By the early 1990s, rainbow populations simply collapsed, disappearing entirely from some rivers and lakes, with only a few remnant populations holding on. Some rainbow populations in the high country also managed to avoid the worst of the disease, based partially on the fact that fast-running mountain streams don’t have the layer of mud on the bottom that provide the ideal environment for the parasite-hosting worms.

In 2003, the state wildlife agency started fighting back against the disease by crossing Colorado River rainbows with a resistant strain of trout from Germany. The goal was to blend the resistance of the Hofer trout with the desirable game fish qualities of the Colorado River strain.

The cross-bred fish were exposed to high doses of the parasite, and those that showed the greatest resistance were kept to breed the next generation.

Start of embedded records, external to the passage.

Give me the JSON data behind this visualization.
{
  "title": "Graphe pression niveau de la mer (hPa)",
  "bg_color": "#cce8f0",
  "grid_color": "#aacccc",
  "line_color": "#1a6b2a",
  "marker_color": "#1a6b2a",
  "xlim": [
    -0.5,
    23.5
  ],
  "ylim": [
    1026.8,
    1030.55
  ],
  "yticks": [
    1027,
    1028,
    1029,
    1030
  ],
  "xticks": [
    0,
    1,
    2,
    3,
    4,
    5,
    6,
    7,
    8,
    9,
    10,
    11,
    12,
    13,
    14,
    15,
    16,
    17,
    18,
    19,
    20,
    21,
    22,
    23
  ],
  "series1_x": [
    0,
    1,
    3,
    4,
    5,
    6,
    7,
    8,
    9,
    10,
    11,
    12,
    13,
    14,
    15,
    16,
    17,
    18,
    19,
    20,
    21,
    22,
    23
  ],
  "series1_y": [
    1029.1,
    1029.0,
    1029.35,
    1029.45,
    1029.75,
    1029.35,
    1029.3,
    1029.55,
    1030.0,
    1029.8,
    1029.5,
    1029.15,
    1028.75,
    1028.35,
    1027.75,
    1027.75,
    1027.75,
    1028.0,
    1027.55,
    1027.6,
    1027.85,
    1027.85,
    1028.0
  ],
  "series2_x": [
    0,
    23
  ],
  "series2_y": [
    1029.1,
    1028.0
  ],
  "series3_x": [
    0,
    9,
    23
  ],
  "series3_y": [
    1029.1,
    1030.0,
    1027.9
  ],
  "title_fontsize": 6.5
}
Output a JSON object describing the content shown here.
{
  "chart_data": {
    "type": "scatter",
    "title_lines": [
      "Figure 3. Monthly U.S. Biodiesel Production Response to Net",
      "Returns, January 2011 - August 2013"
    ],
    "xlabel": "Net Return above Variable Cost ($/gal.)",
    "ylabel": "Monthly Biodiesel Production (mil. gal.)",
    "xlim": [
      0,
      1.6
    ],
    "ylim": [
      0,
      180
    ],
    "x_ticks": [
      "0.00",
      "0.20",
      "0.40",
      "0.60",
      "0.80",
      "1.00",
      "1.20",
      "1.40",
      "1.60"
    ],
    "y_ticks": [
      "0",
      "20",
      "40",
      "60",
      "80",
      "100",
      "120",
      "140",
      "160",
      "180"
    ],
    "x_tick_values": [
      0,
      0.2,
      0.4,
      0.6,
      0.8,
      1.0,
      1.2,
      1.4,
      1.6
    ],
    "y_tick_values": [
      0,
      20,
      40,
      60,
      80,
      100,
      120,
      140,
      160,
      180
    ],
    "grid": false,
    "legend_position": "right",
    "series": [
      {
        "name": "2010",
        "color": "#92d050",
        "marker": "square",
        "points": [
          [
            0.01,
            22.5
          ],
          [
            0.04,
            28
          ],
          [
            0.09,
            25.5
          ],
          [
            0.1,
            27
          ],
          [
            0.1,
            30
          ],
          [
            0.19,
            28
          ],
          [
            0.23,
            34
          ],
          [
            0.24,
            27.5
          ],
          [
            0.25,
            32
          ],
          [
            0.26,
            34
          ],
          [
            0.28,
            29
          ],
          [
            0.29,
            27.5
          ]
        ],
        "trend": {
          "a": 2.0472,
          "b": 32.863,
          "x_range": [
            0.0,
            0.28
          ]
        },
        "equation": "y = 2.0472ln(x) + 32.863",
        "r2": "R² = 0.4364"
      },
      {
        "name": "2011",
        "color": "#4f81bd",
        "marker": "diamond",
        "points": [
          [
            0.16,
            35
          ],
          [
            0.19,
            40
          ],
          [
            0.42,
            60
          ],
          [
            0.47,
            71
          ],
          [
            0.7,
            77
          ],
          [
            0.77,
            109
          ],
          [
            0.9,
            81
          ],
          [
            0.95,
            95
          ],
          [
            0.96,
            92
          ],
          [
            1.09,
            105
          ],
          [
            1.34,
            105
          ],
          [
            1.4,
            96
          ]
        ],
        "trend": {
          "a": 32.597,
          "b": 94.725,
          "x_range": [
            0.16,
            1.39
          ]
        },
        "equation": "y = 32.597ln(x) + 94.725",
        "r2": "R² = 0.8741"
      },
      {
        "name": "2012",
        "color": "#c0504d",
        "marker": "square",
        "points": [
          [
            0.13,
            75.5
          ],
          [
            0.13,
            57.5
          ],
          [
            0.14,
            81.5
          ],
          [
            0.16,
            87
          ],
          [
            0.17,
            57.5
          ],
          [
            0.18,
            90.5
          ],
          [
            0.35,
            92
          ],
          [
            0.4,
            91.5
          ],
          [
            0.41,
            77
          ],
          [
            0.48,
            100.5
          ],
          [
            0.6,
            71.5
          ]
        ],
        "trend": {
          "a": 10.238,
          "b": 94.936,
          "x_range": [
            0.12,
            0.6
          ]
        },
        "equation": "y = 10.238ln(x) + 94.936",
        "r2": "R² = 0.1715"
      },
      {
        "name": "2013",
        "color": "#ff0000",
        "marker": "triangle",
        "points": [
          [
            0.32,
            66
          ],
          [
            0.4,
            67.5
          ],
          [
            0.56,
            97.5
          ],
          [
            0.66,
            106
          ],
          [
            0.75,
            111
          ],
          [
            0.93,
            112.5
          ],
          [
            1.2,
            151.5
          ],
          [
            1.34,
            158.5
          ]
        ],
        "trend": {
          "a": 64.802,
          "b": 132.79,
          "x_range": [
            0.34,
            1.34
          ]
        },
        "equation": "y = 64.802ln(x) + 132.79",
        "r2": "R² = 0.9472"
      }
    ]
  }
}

Five years later, the DOW has started to raise large quantities of the resistant trout. About 20,000 resistant rainbows have already been stocked in the Gunnison River, Schisler said.

“Our goal is to reduce the spore burden wherever we stock,” Schisler said. As the resistant fish breed with remnant populations, they will infuse those genetic qualities back into the wild, he explained.

If all goes according to plan, Anglers may once again be able to catch wild rainbows in Colorado’s rivers and streams.